Upside max profit is unbounded; downside max profit is bounded at the put strike minus the combined debit (reached at zero). Max loss equals the combined debit times 100 (reached anywhere between the two OTM strikes). Two breakevens at call-strike plus debit and put-strike minus debit. For the GETY strangle priced from the end-of-day chain at a 30-day expiry (ATM IV 85.30%), the computed maximum profit is unbounded per contract and the computed maximum loss is unbounded per contract. Live intraday quotes will differ as the chain moves through the trading session.
What is the breakeven for a GETY strangle?
The breakeven for the GETY strangle priced on this page is no defined breakeven on the modeled curve at expiration, derived from end-of-day chain premiums. Breakeven is the underlying price at which the strategy's P&L crosses zero ignoring transaction costs and assignment risk. The current GETY market-implied 1-standard-deviation expected move is approximately 24.45%; if the move sits well outside the breakeven distance, the structure's risk-reward becomes correspondingly tighter.

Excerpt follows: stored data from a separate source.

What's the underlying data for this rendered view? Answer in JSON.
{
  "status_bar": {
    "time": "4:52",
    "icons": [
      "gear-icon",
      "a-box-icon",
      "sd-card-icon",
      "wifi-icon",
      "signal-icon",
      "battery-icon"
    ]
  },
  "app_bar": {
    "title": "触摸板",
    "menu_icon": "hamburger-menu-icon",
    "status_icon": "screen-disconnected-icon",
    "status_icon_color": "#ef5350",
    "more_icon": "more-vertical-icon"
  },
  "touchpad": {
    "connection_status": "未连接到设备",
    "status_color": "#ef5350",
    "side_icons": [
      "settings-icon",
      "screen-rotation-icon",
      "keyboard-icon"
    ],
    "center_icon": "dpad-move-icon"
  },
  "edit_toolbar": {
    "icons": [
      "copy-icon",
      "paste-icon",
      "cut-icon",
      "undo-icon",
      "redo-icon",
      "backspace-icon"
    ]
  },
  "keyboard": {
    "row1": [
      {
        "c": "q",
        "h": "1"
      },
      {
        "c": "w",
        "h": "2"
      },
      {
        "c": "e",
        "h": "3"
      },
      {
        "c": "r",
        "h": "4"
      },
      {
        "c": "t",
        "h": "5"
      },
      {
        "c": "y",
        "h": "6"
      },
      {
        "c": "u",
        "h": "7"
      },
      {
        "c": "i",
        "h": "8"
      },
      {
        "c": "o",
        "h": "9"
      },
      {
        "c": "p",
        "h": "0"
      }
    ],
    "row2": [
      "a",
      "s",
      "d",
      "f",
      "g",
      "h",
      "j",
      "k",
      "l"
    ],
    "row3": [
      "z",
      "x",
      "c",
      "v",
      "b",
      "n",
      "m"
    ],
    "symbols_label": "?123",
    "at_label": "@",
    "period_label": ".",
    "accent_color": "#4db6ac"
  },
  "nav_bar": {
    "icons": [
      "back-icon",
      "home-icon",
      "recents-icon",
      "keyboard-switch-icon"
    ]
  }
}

When should you consider a strangle on GETY?
Strangles on GETY are the cheaper cousin of the straddle - traders use them when they want a large directional move but are willing to give up the inner-strike sensitivity in exchange for a lower up-front debit on the GETY chain.
How does current GETY implied volatility affect this strangle?
GETY ATM IV is at 85.30% with IV rank near 19.04%, which is on the low end of its 1-year range. Premium-buying structures (long call, long put, debit spreads) are relatively cheap in this regime; premium-selling structures collect less credit per unit risk.